That Time Europe Tried to Bring Monarchy Back to Mexico
HABSBURGS ON THE RIO GRANDE:The Rise and Fall of the Second Mexican Empire, by Raymond Jonas
In October 1863, a Mexican delegation arrived in Trieste, a polyglot city in southern Europe on the borderlands of the Hapsburg Empire. In a turreted castle on the Adriatic coast, the delegates — many of them Europhile bankers and industrialists — offered the crown of Mexico to Maximilian, a Hapsburg prince, and his wife, Charlotte, daughter of the king of Belgium.
Since gaining independence in 1821, Mexico had squandered the “splendid legacy” of European rule, the delegates explained, and the country now led a “sad existence” as a shaky, vulnerable republic. Only the resurrection of monarchy could guarantee stability and prosperity. The timing was crucial. Mexico’s republican neighbor, the United States, was too preoccupied by a civil war to block European intervention.
Maximilian thought of himself as a progressive monarch; he would accept the invitation only if it represented the true will of the Mexican people. When the delegates returned the following April, they brought enthusiastic testimonials from towns and villages across Mexico. Satisfied, flattered and ambitious, Maximilian and Charlotte set sail for North America as the emperor and empress of Mexico.
Two years later, a shattered Charlotte was back in Europe, eating nothing but fruit she peeled and nuts she shelled herself for fear of poisoning. Maximilian would soon be dead, executed by Mexico’s republican forces on a rocky hillside outside Querétaro.

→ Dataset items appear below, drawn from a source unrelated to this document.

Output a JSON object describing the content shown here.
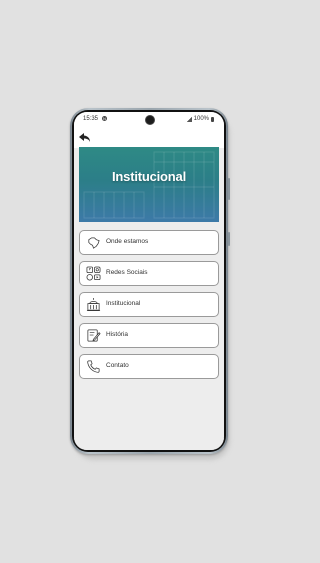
{
  "status": {
    "time": "15:35",
    "notification": "N",
    "battery": "100%"
  },
  "banner": {
    "title": "Institucional"
  },
  "menu": {
    "items": [
      {
        "label": "Onde estamos",
        "icon": "brazil-map-icon"
      },
      {
        "label": "Redes Sociais",
        "icon": "social-networks-icon"
      },
      {
        "label": "Institucional",
        "icon": "building-icon"
      },
      {
        "label": "História",
        "icon": "edit-document-icon"
      },
      {
        "label": "Contato",
        "icon": "phone-icon"
      }
    ]
  },
  "colors": {
    "banner_top": "#2e8a85",
    "banner_bottom": "#3d7aa8",
    "background": "#e1e1e1",
    "screen": "#ededed"
  }
}
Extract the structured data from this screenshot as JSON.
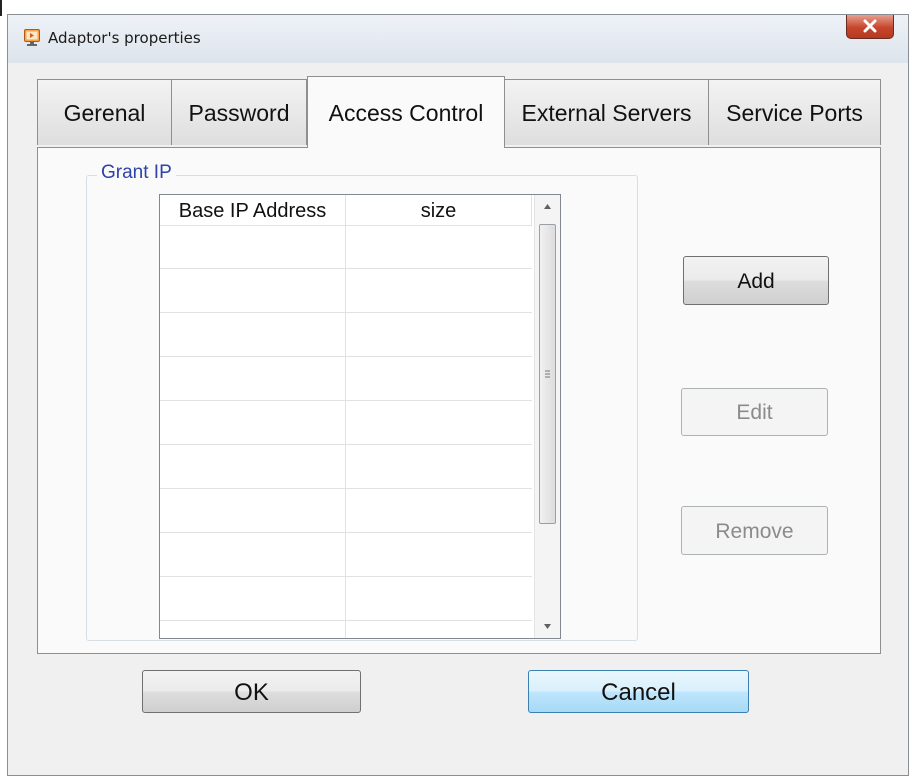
{
  "window": {
    "title": "Adaptor's properties",
    "close_icon": "close-icon"
  },
  "tabs": [
    {
      "label": "Gerenal",
      "active": false
    },
    {
      "label": "Password",
      "active": false
    },
    {
      "label": "Access Control",
      "active": true
    },
    {
      "label": "External Servers",
      "active": false
    },
    {
      "label": "Service Ports",
      "active": false
    }
  ],
  "grant_ip": {
    "group_label": "Grant IP",
    "columns": [
      "Base IP Address",
      "size"
    ],
    "rows": []
  },
  "side_buttons": {
    "add": "Add",
    "edit": "Edit",
    "remove": "Remove"
  },
  "footer": {
    "ok": "OK",
    "cancel": "Cancel"
  },
  "colors": {
    "group_label": "#2d43a8",
    "close_button": "#c7452c",
    "default_button_border": "#3c7fb1"
  }
}
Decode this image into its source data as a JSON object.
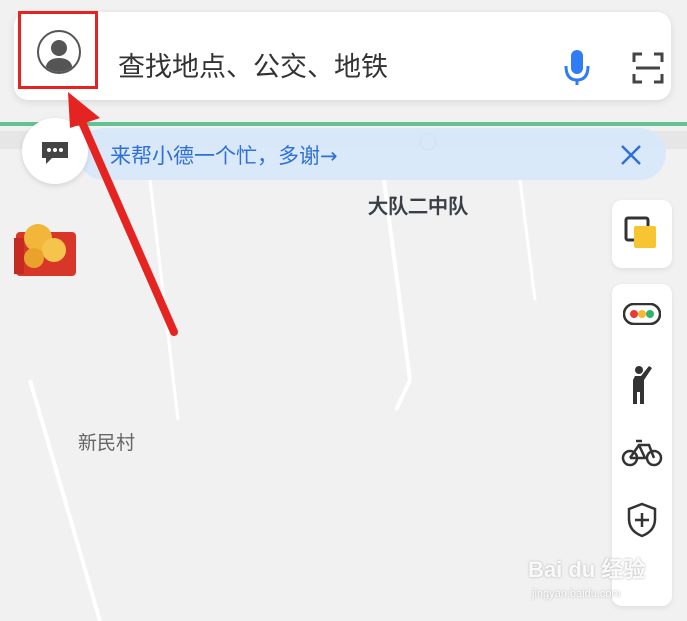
{
  "search": {
    "placeholder": "查找地点、公交、地铁",
    "avatar_icon": "user-avatar-icon",
    "mic_icon": "microphone-icon",
    "scan_icon": "scan-icon"
  },
  "banner": {
    "text": "来帮小德一个忙，多谢→",
    "close_icon": "close-icon",
    "message_icon": "message-bubble-icon"
  },
  "map": {
    "labels": {
      "dadui": "大队二中队",
      "xinmin": "新民村"
    }
  },
  "right_rail": {
    "items": [
      {
        "icon": "layers-icon"
      },
      {
        "icon": "traffic-light-icon"
      },
      {
        "icon": "taxi-hail-icon"
      },
      {
        "icon": "bike-icon"
      },
      {
        "icon": "shield-plus-icon"
      }
    ]
  },
  "watermark": {
    "brand": "Bai du 经验",
    "sub": "jingyan.baidu.com"
  },
  "colors": {
    "accent_blue": "#2f6fd6",
    "highlight_red": "#e52421",
    "banner_bg": "#d6e7fa"
  }
}
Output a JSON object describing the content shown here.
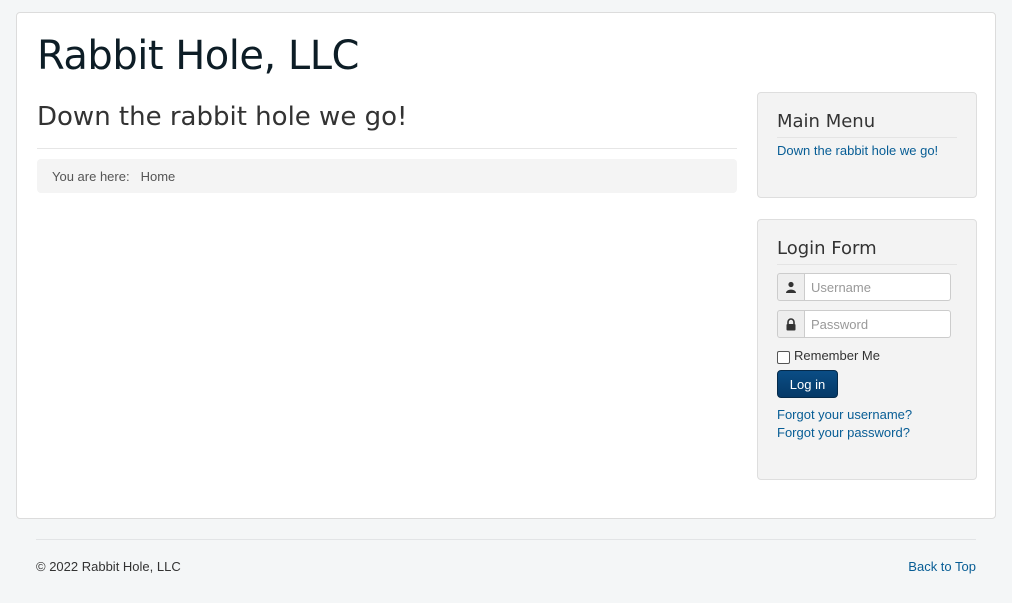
{
  "site": {
    "title": "Rabbit Hole, LLC"
  },
  "content": {
    "heading": "Down the rabbit hole we go!",
    "breadcrumb": {
      "prefix": "You are here:",
      "home": "Home"
    }
  },
  "main_menu": {
    "title": "Main Menu",
    "items": [
      {
        "label": "Down the rabbit hole we go!"
      }
    ]
  },
  "login_form": {
    "title": "Login Form",
    "username_placeholder": "Username",
    "password_placeholder": "Password",
    "username_icon": "user-icon",
    "password_icon": "lock-icon",
    "remember_label": "Remember Me",
    "remember_checked": false,
    "submit_label": "Log in",
    "forgot_username": "Forgot your username?",
    "forgot_password": "Forgot your password?"
  },
  "footer": {
    "copyright": "© 2022 Rabbit Hole, LLC",
    "back_to_top": "Back to Top"
  },
  "colors": {
    "link": "#075d95",
    "button": "#053967",
    "page_background": "#f4f6f7"
  }
}
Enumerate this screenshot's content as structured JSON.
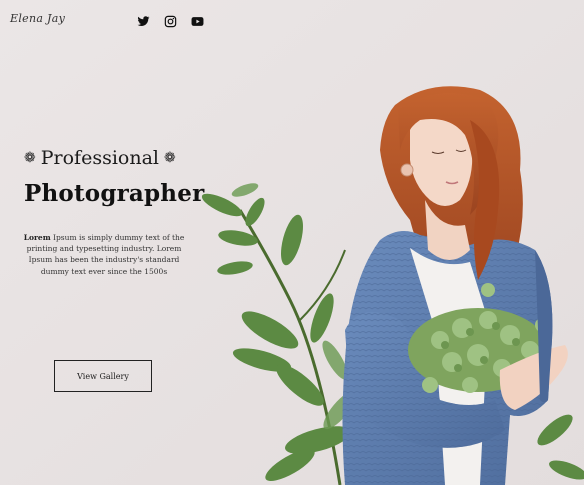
{
  "brand": {
    "logo_text": "Elena Jay"
  },
  "social": {
    "icons": [
      "twitter-icon",
      "instagram-icon",
      "youtube-icon"
    ]
  },
  "hero": {
    "subtitle": "Professional",
    "title": "Photographer",
    "description_lead": "Lorem",
    "description_rest": " Ipsum is simply dummy text of the printing and typesetting industry. Lorem Ipsum has been the industry's standard dummy text ever since the 1500s",
    "button_label": "View Gallery"
  },
  "colors": {
    "background": "#e8e3e3",
    "text": "#111111",
    "sweater": "#5f7fb0",
    "hair": "#b4542a",
    "leaf": "#4f7a3c"
  }
}
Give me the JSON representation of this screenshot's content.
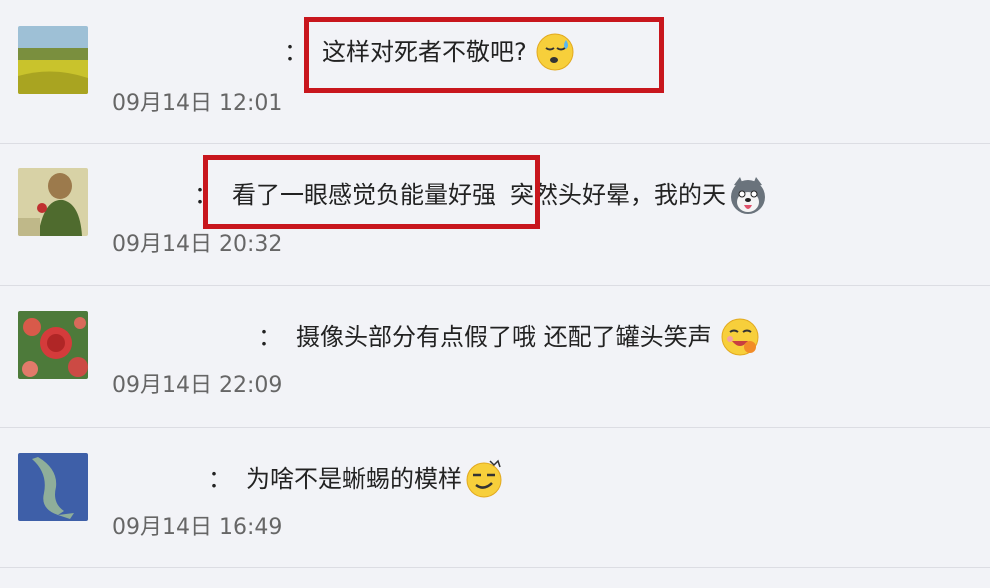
{
  "comments": [
    {
      "separator": "：",
      "text": "这样对死者不敬吧?",
      "text2": "",
      "time": "09月14日 12:01",
      "emoji": "sweat-face"
    },
    {
      "separator": "：",
      "text": "看了一眼感觉负能量好强",
      "text2": "突然头好晕，我的天",
      "time": "09月14日 20:32",
      "emoji": "husky-face"
    },
    {
      "separator": "：",
      "text": "摄像头部分有点假了哦 还配了罐头笑声",
      "text2": "",
      "time": "09月14日 22:09",
      "emoji": "hungry-face"
    },
    {
      "separator": "：",
      "text": "为啥不是蜥蜴的模样",
      "text2": "",
      "time": "09月14日 16:49",
      "emoji": "smirk-face"
    }
  ],
  "colors": {
    "highlight_box": "#c8161d",
    "background": "#f2f3f7"
  }
}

The rise and fall of the Second Mexican Empire is the subject of “Habsburgs on the Rio Grande,” by the historian Raymond Jonas. Seen from the American perspective, Maximilian’s fleeting rule is all too easily understood as a European fantasy that failed to grasp history’s ineluctable path from monarchy to democracy. Jonas instead argues for its global significance, placing it at the center of a transcontinental power struggle between an expansionist United States and faltering European supremacy.
When Mexico first cast off Spanish rule, the country established its own independent monarchy — the First Mexican Empire — and then, in 1824, a republic. Two decades of turbulent constitutional change and civil strife followed. In 1845, the United States annexed Texas from Mexico. It then launched a war of aggression that would strip Mexico of half of its territory. U.S. ambitions appeared unlimited, its appetite for territory insatiable, and many Mexicans feared their young republic would succumb entirely.